Zehn Jahre nach dem Inkrafttreten hat sich das rheinland-pfälzische Transparenzgesetz nach Überzeugung des rheinland-pfälzischen Landesdatenschutzbeauftragten Dieter Kugelmann bewährt. Behörden gingen immer professioneller mit Auskunftsanfragen um, sagte er am Donnerstag in Mainz. Die Zahl der Beschwerden und Beratungen habe allerdings weiter leicht zugenommen. In 284 Fällen vermittelte Kugelmanns Büro 2025 zwischen Antragstellern und Verwaltung.
Vereinzelt komme es noch immer vor, dass Anfragen komplett ignoriert würden, berichtete der Landesbeauftragte. Auch wegen zu Unrecht abgelehnter Auskunftsersuches wurden Behörden gerügt. So verfuhr die Stadt Boppard Kugelmanns Worten zufolge rechtswidrig, als sie einem Petenten Auskünfte zu den städtischen Finanzen verweigerte, weil dieser kein berechtigtes Interesse an den Zahlen habe. Tatsächlich sei für das Gesetz völlig unerheblich, warum etwas angefragt werde. Auch sei nicht entscheidend, ob eine Behörde zuständig für ein Thema sei, sondern lediglich, ob die begehrten Informationen bei ihr vorliegen. „Das ist in der Tat eine Stärke des Transparenzgesetzes“, sagte der Landesbeauftragte.

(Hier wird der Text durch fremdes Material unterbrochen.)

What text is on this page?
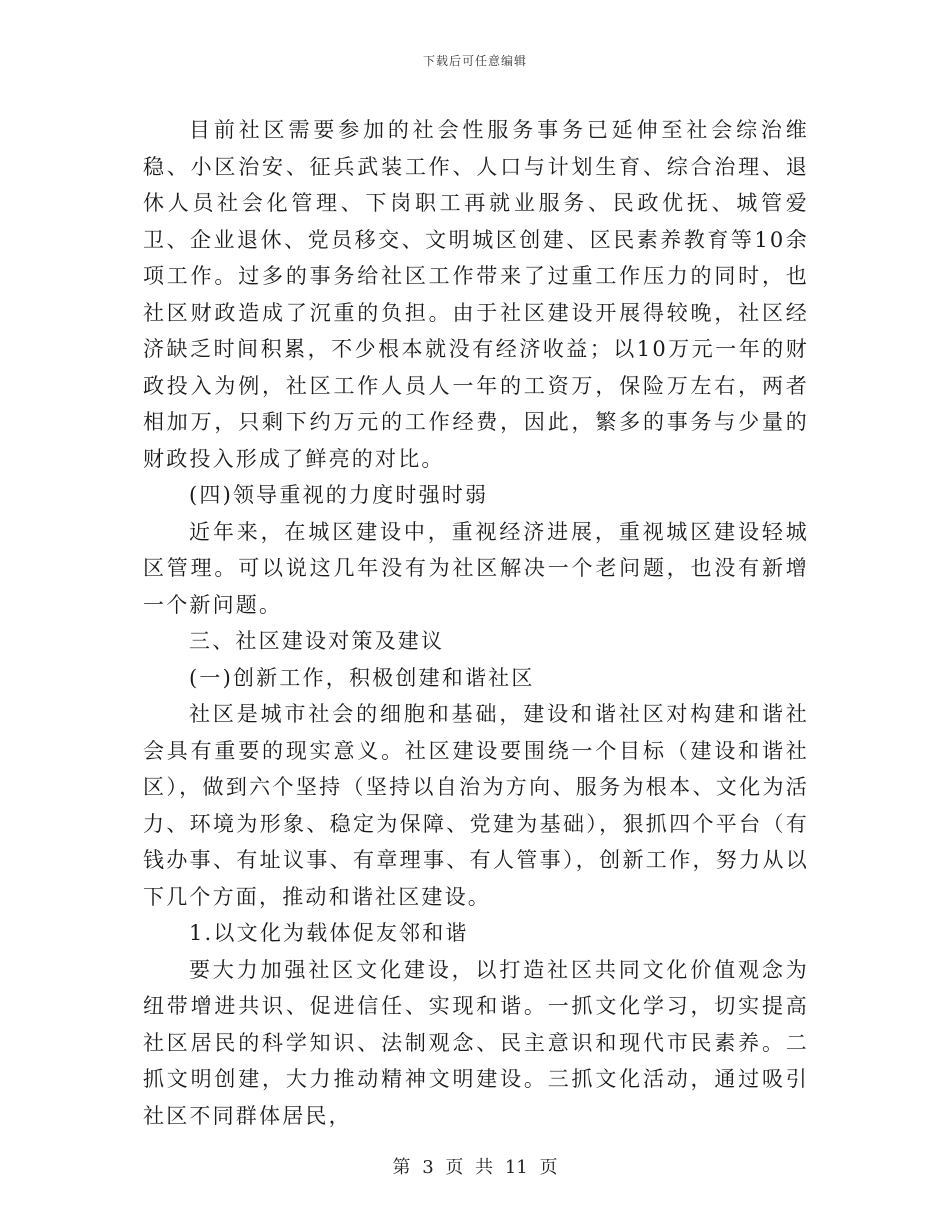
下载后可任意编辑

目前社区需要参加的社会性服务事务已延伸至社会综治维稳、小区治安、征兵武装工作、人口与计划生育、综合治理、退休人员社会化管理、下岗职工再就业服务、民政优抚、城管爱卫、企业退休、党员移交、文明城区创建、区民素养教育等10余项工作。过多的事务给社区工作带来了过重工作压力的同时，也社区财政造成了沉重的负担。由于社区建设开展得较晚，社区经济缺乏时间积累，不少根本就没有经济收益；以10万元一年的财政投入为例，社区工作人员人一年的工资万，保险万左右，两者相加万，只剩下约万元的工作经费，因此，繁多的事务与少量的财政投入形成了鲜亮的对比。

(四)领导重视的力度时强时弱

近年来，在城区建设中，重视经济进展，重视城区建设轻城区管理。可以说这几年没有为社区解决一个老问题，也没有新增一个新问题。

三、社区建设对策及建议

(一)创新工作，积极创建和谐社区

社区是城市社会的细胞和基础，建设和谐社区对构建和谐社会具有重要的现实意义。社区建设要围绕一个目标（建设和谐社区），做到六个坚持（坚持以自治为方向、服务为根本、文化为活力、环境为形象、稳定为保障、党建为基础），狠抓四个平台（有钱办事、有址议事、有章理事、有人管事），创新工作，努力从以下几个方面，推动和谐社区建设。

1.以文化为载体促友邻和谐

要大力加强社区文化建设，以打造社区共同文化价值观念为纽带增进共识、促进信任、实现和谐。一抓文化学习，切实提高社区居民的科学知识、法制观念、民主意识和现代市民素养。二抓文明创建，大力推动精神文明建设。三抓文化活动，通过吸引社区不同群体居民，

第 3 页 共 11 页
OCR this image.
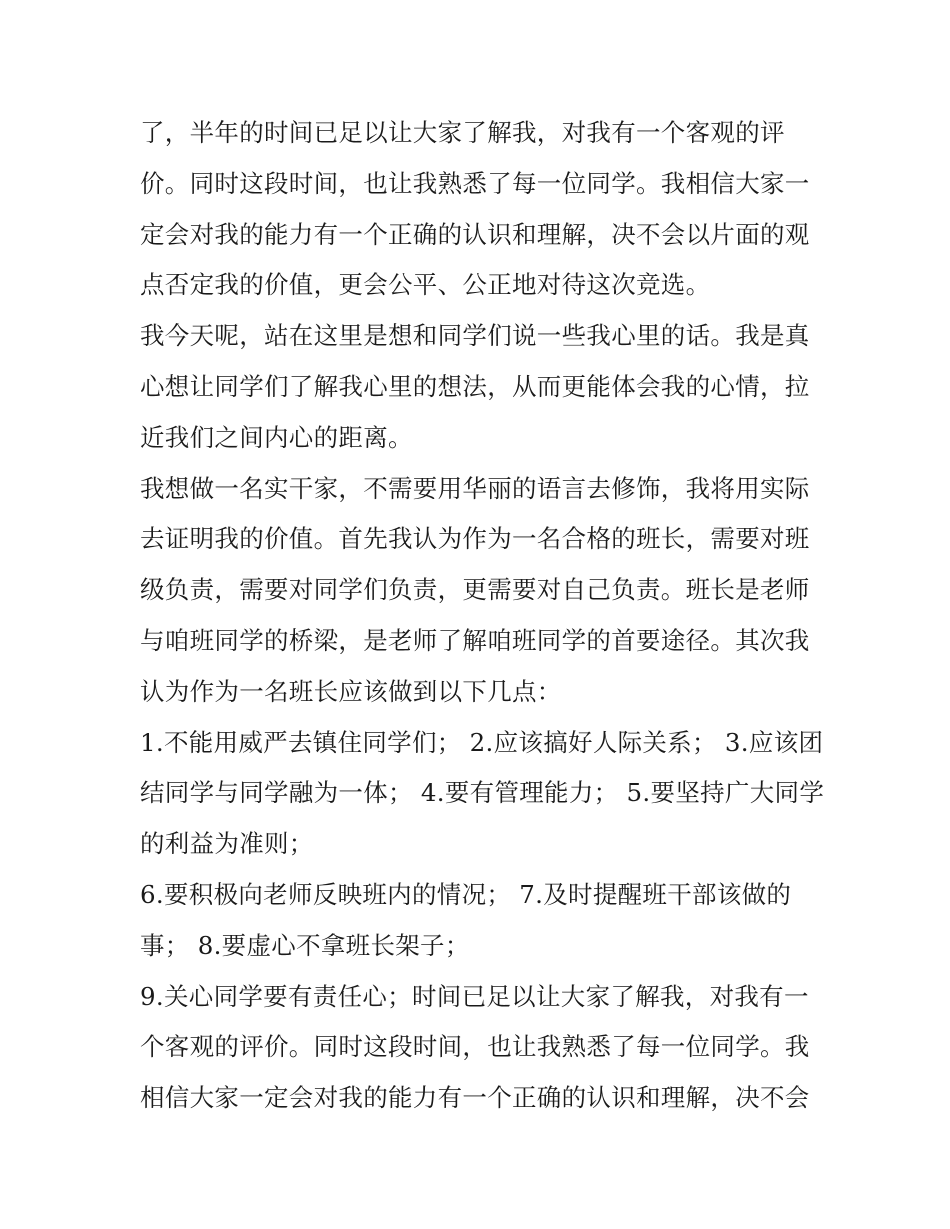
了，半年的时间已足以让大家了解我，对我有一个客观的评
价。同时这段时间，也让我熟悉了每一位同学。我相信大家一
定会对我的能力有一个正确的认识和理解，决不会以片面的观
点否定我的价值，更会公平、公正地对待这次竞选。
我今天呢，站在这里是想和同学们说一些我心里的话。我是真
心想让同学们了解我心里的想法，从而更能体会我的心情，拉
近我们之间内心的距离。
我想做一名实干家，不需要用华丽的语言去修饰，我将用实际
去证明我的价值。首先我认为作为一名合格的班长，需要对班
级负责，需要对同学们负责，更需要对自己负责。班长是老师
与咱班同学的桥梁，是老师了解咱班同学的首要途径。其次我
认为作为一名班长应该做到以下几点：
1.不能用威严去镇住同学们； 2.应该搞好人际关系； 3.应该团
结同学与同学融为一体； 4.要有管理能力； 5.要坚持广大同学
的利益为准则；
6.要积极向老师反映班内的情况； 7.及时提醒班干部该做的
事； 8.要虚心不拿班长架子；
9.关心同学要有责任心；时间已足以让大家了解我，对我有一
个客观的评价。同时这段时间，也让我熟悉了每一位同学。我
相信大家一定会对我的能力有一个正确的认识和理解，决不会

Auch Medienvertreter nutzten die Möglichkeiten des Gesetzes zunehmend, berichtete er. Um Vermittlung war sein Büro beispielsweise für die Recherche einer überregionalen Zeitung zur Beschäftigung von Schwerbehinderten gebeten worden. Das Landessozialamt in Mainz hatte eine Anfrage abgelehnt, welche großen Unternehmen im Land die gesetzliche Quote von fünf Prozent nicht erfüllen und eine Ausgleichsabgabe zahlen müssen. Diese Informationen stellten laut Behörde ein Betriebsgeheimnis dar, da sie das Ansehen der Firmen schmälern könnten.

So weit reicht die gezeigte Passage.